Indeks Harga Saham Gabungan (IHSG) Bursa Efek Indonesia (BEI) berhasil mengakhiri sesi perdagangan dengan capaian positif, mencatat penguatan signifikan. Kenaikan ini terjadi di tengah antisipasi pelaku pasar terhadap hasil krusial negosiasi dagang antara Amerika Serikat (AS) dengan mitra dagangnya, sebuah sentimen yang terus membayangi pergerakan bursa.
Berdasarkan data dari RTI Business, pada penutupan perdagangan hari ini, IHSG sukses menembus level psikologis 6.900. Indeks acuan pasar modal Indonesia ini tercatat menguat sebesar 0,52 persen, atau setara dengan kenaikan 35,739 poin dari posisi sebelumnya.
Aktivitas perdagangan di bursa juga menunjukkan dinamika yang signifikan. Tercatat volume transaksi mencapai 14.826 saham, dengan total nilai transaksi yang membukukan angka impresif Rp 7.504 triliun. Sementara itu, frekuensi transaksi mencapai 885.797 kali, menunjukkan minat investor yang tinggi.
Melihat rincian pergerakan saham, pada penutupan sesi perdagangan, sebanyak 257 saham berhasil mencatat penguatan, mengungguli 306 saham yang mengalami pelemahan. Di sisi lain, 226 saham lainnya terpantau tidak bergerak atau stagnan, menunjukkan kehati-hatian di beberapa sektor.
Mengulas lebih jauh, Equity Analyst PT Indo Premier Sekuritas (IPOT), Imam Gunadi, sebelumnya telah memprediksi bahwa IHSG akan menguat. Prediksi ini muncul setelah indeks mengalami koreksi sebesar -0,47 persen dalam satu pekan terakhir, disertai dengan arus dana keluar (outflow) mencapai Rp2 triliun.
Imam Gunadi lebih lanjut memproyeksikan IHSG akan bergerak bervariasi namun cenderung menguat sepanjang pekan ini. Level support diperkirakan berada di angka 6815, sementara resistance pada 6970. Proyeksi ini sangat dipengaruhi oleh penantian rilis hasil negosiasi dagang antara AS dan negara-negara mitranya pada 9 Juli mendatang, yang diyakini berpotensi membawa sentimen positif bagi pasar.
Menurut analisis Imam Gunadi, kondisi pasar saat ini diibaratkan berada di persimpangan jalan. Ia menjelaskan, “Di satu sisi, ada optimisme yang muncul dari potensi meredanya tensi perang dagang. Namun di sisi lain, pasar juga menghadapi risiko signifikan yang berasal dari kebijakan utang dan arah suku bunga di Amerika Serikat.”
Meskipun demikian, Imam Gunadi menekankan bahwa situasi seperti ini justru dapat melahirkan peluang investasi terbaik. Ia menyarankan, “Bagi investor yang cermat, fokus pada sektor-sektor dengan fundamental yang kuat dan memiliki katalis positif jangka panjang akan menjadi strategi yang menguntungkan.”
Lebih jauh lagi, Imam juga memaparkan bahwa fluktuasi kinerja IHSG tak lepas dari pengaruh sentimen baik global maupun domestik.

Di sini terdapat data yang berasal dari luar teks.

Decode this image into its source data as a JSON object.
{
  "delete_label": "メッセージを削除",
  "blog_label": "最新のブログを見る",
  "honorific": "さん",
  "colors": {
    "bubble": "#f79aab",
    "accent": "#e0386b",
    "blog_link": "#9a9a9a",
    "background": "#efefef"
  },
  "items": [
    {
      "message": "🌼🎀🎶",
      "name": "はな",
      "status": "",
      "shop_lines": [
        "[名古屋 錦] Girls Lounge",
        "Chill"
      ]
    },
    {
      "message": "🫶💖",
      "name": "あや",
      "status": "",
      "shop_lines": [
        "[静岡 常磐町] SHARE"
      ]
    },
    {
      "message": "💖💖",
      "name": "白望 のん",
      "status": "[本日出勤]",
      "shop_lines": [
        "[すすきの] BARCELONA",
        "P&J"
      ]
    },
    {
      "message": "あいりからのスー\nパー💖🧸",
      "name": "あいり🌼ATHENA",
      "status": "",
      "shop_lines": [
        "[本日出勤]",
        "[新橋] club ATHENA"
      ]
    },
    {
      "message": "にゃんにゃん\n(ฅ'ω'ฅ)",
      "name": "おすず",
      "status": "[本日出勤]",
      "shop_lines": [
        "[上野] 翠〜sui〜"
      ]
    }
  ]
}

Ia menyoroti dampak dari data Purchasing Managers’ Index (PMI) Manufaktur yang dirilis oleh Tiongkok, AS, dan Indonesia sebagai salah satu faktor penentu.
Secara domestik, Imam Gunadi juga menguraikan bahwa penurunan aktivitas manufaktur di Indonesia tak dapat dipisahkan dari bayang-bayang ketidakpastian ekonomi global, terutama terkait kebijakan tarif yang diberlakukan oleh mantan Presiden AS, Donald Trump. Ia menambahkan, “Para eksekutif perusahaan kemungkinan besar masih menanti hasil negosiasi yang dijadwalkan pada 9 Juli nanti, sebelum memutuskan langkah strategis, apakah akan ekspansif atau lebih bersifat defensif.”